Seperti diketahui, pemerintah menyiapkan sekitar 30 ribu Satuan Pelayanan Pemenuhan Gizi (SPPG) yang akan melayani hingga 82,9 juta masyarakat penerima manfaat.

Bacaan Lainnya

Deputi Promosi dan Kerja Sama Badan Gizi Nasional (BGN), Nyoto Suwignyo, mengungkapkan perhitungan kebutuhan pangan itu saat melepas Tim Ekspedisi Patriot di Jakarta, Minggu (24/8/2025). Menurutnya, jika setiap satuan pelayanan membutuhkan rata-rata 200 kilogram beras per hari, maka total kebutuhan nasional dapat mencapai ribuan ton.

“Jika dihitung secara sederhana, dengan 30 ribu unit SPPG, maka suplai beras yang dibutuhkan sekitar 6 ribu ton per hari,” ujar Nyoto.

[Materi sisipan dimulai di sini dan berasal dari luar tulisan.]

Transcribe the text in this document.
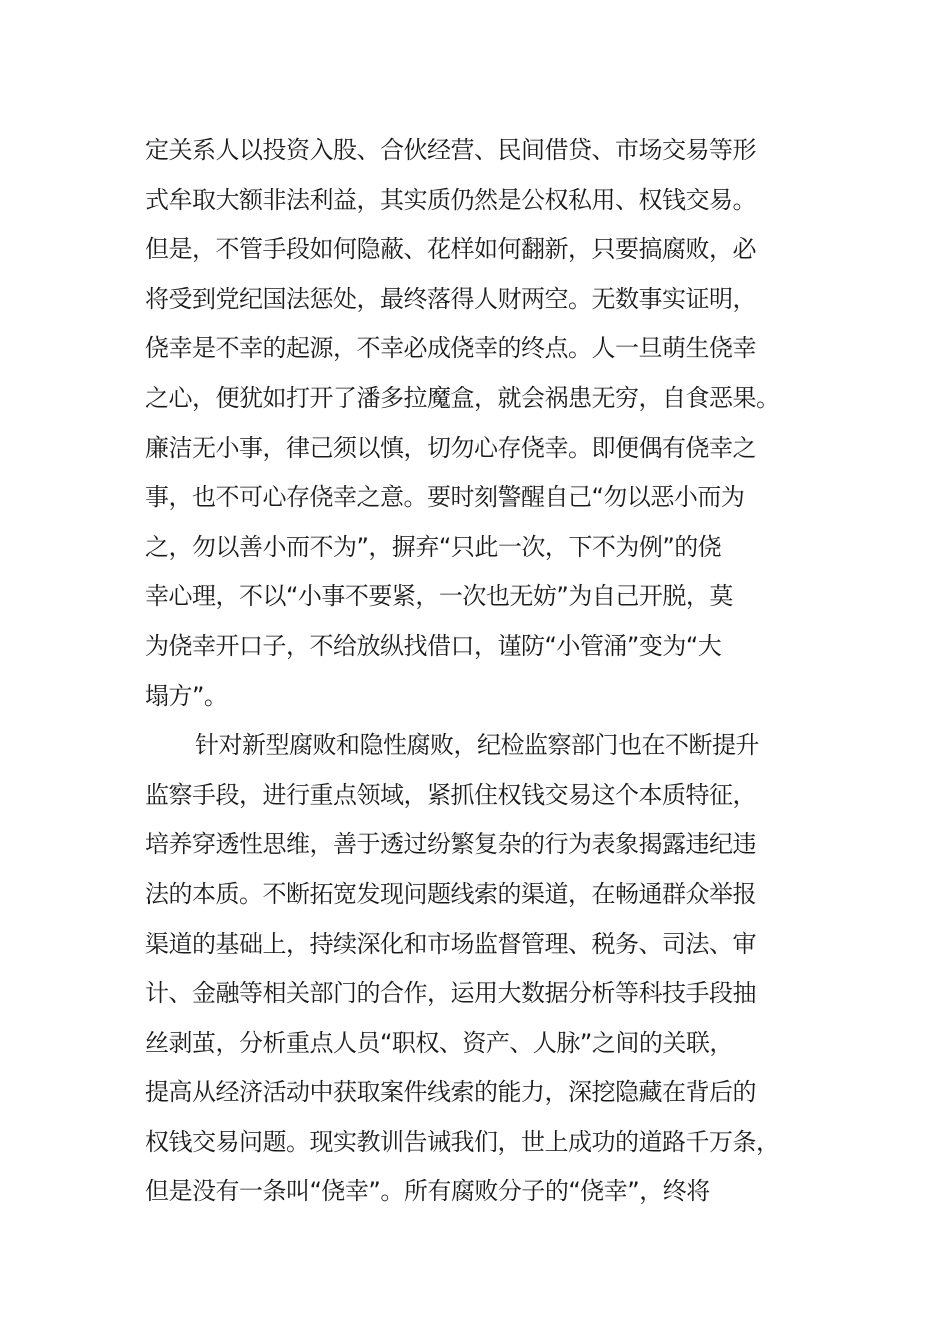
定关系人以投资入股、合伙经营、民间借贷、市场交易等形
式牟取大额非法利益，其实质仍然是公权私用、权钱交易。
但是，不管手段如何隐蔽、花样如何翻新，只要搞腐败，必
将受到党纪国法惩处，最终落得人财两空。无数事实证明，
侥幸是不幸的起源，不幸必成侥幸的终点。人一旦萌生侥幸
之心，便犹如打开了潘多拉魔盒，就会祸患无穷，自食恶果。
廉洁无小事，律己须以慎，切勿心存侥幸。即便偶有侥幸之
事，也不可心存侥幸之意。要时刻警醒自己“勿以恶小而为
之，勿以善小而不为”，摒弃“只此一次，下不为例”的侥
幸心理，不以“小事不要紧，一次也无妨”为自己开脱，莫
为侥幸开口子，不给放纵找借口，谨防“小管涌”变为“大
塌方”。
针对新型腐败和隐性腐败，纪检监察部门也在不断提升
监察手段，进行重点领域，紧抓住权钱交易这个本质特征，
培养穿透性思维，善于透过纷繁复杂的行为表象揭露违纪违
法的本质。不断拓宽发现问题线索的渠道，在畅通群众举报
渠道的基础上，持续深化和市场监督管理、税务、司法、审
计、金融等相关部门的合作，运用大数据分析等科技手段抽
丝剥茧，分析重点人员“职权、资产、人脉”之间的关联，
提高从经济活动中获取案件线索的能力，深挖隐藏在背后的
权钱交易问题。现实教训告诫我们，世上成功的道路千万条，
但是没有一条叫“侥幸”。所有腐败分子的“侥幸”，终将
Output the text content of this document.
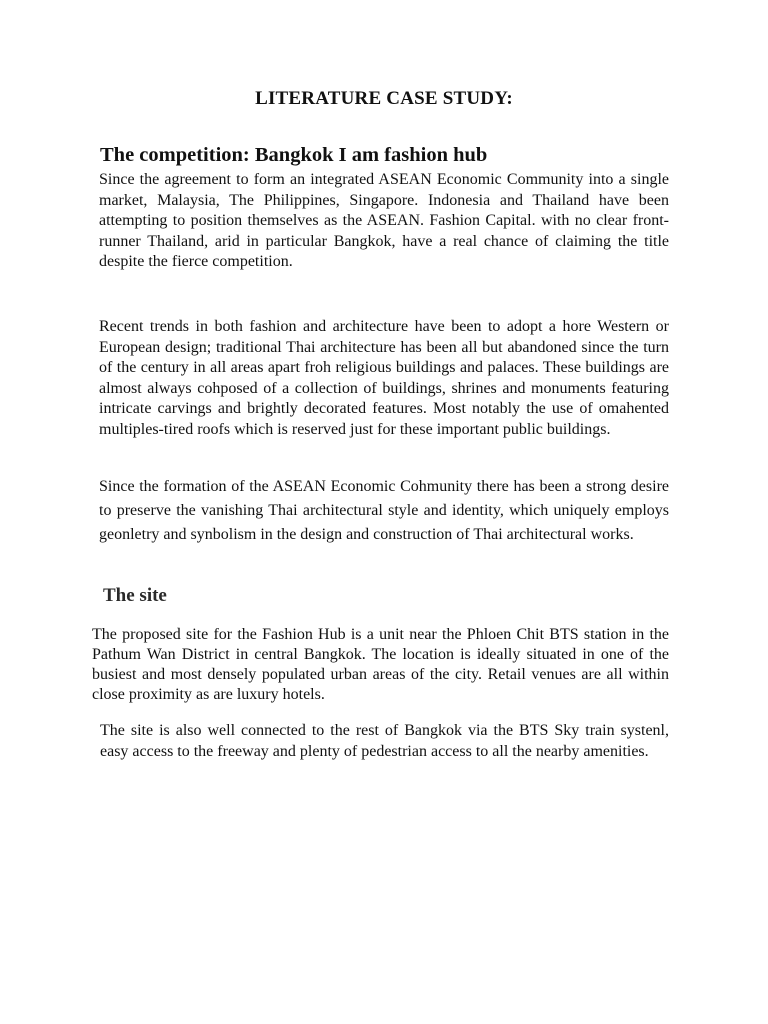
LITERATURE CASE STUDY:
The competition: Bangkok I am fashion hub

Since the agreement to form an integrated ASEAN Economic Community into a single market, Malaysia, The Philippines, Singapore. Indonesia and Thailand have been attempting to position themselves as the ASEAN. Fashion Capital. with no clear front-runner Thailand, arid in particular Bangkok, have a real chance of claiming the title despite the fierce competition.

Recent trends in both fashion and architecture have been to adopt a hore Western or European design; traditional Thai architecture has been all but abandoned since the turn of the century in all areas apart froh religious buildings and palaces. These buildings are almost always cohposed of a collection of buildings, shrines and monuments featuring intricate carvings and brightly decorated features. Most notably the use of omahented multiples-tired roofs which is reserved just for these important public buildings.

Since the formation of the ASEAN Economic Cohmunity there has been a strong desire to preserve the vanishing Thai architectural style and identity, which uniquely employs geonletry and synbolism in the design and construction of Thai architectural works.

The site

The proposed site for the Fashion Hub is a unit near the Phloen Chit BTS station in the Pathum Wan District in central Bangkok. The location is ideally situated in one of the busiest and most densely populated urban areas of the city. Retail venues are all within close proximity as are luxury hotels.

The site is also well connected to the rest of Bangkok via the BTS Sky train systenl, easy access to the freeway and plenty of pedestrian access to all the nearby amenities.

Kebutuhan Pangan Lain: Daging, Sayur, Buah, Susu, dan Telur

Tidak hanya beras, program MBG juga menuntut ketersediaan bahan pangan lain dalam jumlah fantastis. Nyoto menjelaskan, kebutuhan daging dan sayuran diperkirakan mencapai 9 ribu ton per hari, sedangkan konsumsi buah mencapai 10.500 ton per hari.

Sementara itu, untuk pemenuhan protein hewani, program ini diproyeksikan memerlukan hingga 90 juta butir telur setiap hari serta sekitar 13,5 juta liter susu.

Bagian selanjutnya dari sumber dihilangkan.